Copenhagen’s Lust For Youth has expanded in members and, with it, so has their sound. As they drifted more towards new wave, things felt sharper and more in focus.
Combining dark, club-ready beats with post-rock explosions, all tied up with Norrvide’s detached delivery, Lust For Youth rode below the radar with fine collections of drolly mischievous pop. Their latest self-titled record feels like more of the same, though maybe now the power has somewhat diminished.
When those three sides of Lust For Youth come together in force, this record is a dizzying ride. “Insignificant” begins like the most crystalline of dancefloor anthems. Guitars chime, drum pads knock out a four-to-the-floor beat and synths glimmer until the pieces start to fall away, crumbling under the weight of Norrvide’s apprehensions. The beat remains but the guitars start to flood in, overwhelming the senses like a wave of terror. It almost feels like the light-up disco dancefloor slowly falling away between your feet as you plummet down, guided only by the flashing strobe lights.

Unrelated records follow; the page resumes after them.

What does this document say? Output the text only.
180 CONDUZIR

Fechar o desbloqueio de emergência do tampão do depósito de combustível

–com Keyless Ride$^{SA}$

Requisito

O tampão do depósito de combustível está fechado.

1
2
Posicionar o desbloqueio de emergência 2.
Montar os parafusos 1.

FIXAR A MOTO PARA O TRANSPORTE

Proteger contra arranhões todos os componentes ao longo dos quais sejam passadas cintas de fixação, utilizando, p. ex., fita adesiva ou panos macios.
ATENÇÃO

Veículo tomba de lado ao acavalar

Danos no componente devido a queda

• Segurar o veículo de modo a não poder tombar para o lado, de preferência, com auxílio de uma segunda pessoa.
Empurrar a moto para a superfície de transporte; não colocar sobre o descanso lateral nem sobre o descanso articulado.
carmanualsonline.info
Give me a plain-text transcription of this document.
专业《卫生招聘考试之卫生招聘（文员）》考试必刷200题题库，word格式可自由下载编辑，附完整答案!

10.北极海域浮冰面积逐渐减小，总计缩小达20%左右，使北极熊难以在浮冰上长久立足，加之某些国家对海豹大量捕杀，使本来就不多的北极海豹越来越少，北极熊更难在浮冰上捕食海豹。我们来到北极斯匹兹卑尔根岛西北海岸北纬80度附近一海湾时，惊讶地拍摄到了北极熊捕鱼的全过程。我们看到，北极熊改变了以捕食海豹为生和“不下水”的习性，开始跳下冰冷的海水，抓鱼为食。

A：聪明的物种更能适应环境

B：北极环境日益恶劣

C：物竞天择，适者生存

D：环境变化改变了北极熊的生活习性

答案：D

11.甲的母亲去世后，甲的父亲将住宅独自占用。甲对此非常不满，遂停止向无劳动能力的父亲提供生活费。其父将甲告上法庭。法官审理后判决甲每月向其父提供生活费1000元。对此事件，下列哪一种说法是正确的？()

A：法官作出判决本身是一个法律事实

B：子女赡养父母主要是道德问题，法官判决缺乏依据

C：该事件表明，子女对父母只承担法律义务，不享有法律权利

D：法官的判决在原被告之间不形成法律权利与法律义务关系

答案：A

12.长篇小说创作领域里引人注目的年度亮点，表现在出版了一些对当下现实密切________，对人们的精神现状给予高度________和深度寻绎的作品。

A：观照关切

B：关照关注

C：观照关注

Norrvide has a real way with words too. His wry wit can be razor sharp, as most cuttingly demonstrated in “By No Means”: “I see you’re always happy / to talk about your misery / your sentiments are tainted / a compliment from you would insult me”. But, even in its strongest moments, Lust For Youth often feels like playing a game of “spot the influences”. While it rarely ever feels derivative, but that doesn’t mean it’s original. There’s Ian Curtis, Mark E. Smith and Elias Rønnenfelt in Norrvide’s saturnine vocals. New Order, Depeche Mode and The Pet Shop Boys in the murky, sweaty, retro-futurist beats. Even a touch of Mogwai-esque post-rock mayhem rears its head.
Without putting any particularly original spin on anything, Lust For Youth often sounds dated. “Adrift” even slips into ‘90s Europop with its cloyingly cheesy, bouncy beats that drive the song along. And it’s here where the frustrations lie.
Compassion did occasionally feel like the product of a slot-filler at The Hacienda, doing its job pretty well though rarely making much of an impact beyond the moment, but still feeling modern. But by leaning into their maximalist tendencies on Lust For Youth, the introspection that really marked this project out is lost among a smorgasbord of other people’s sounds.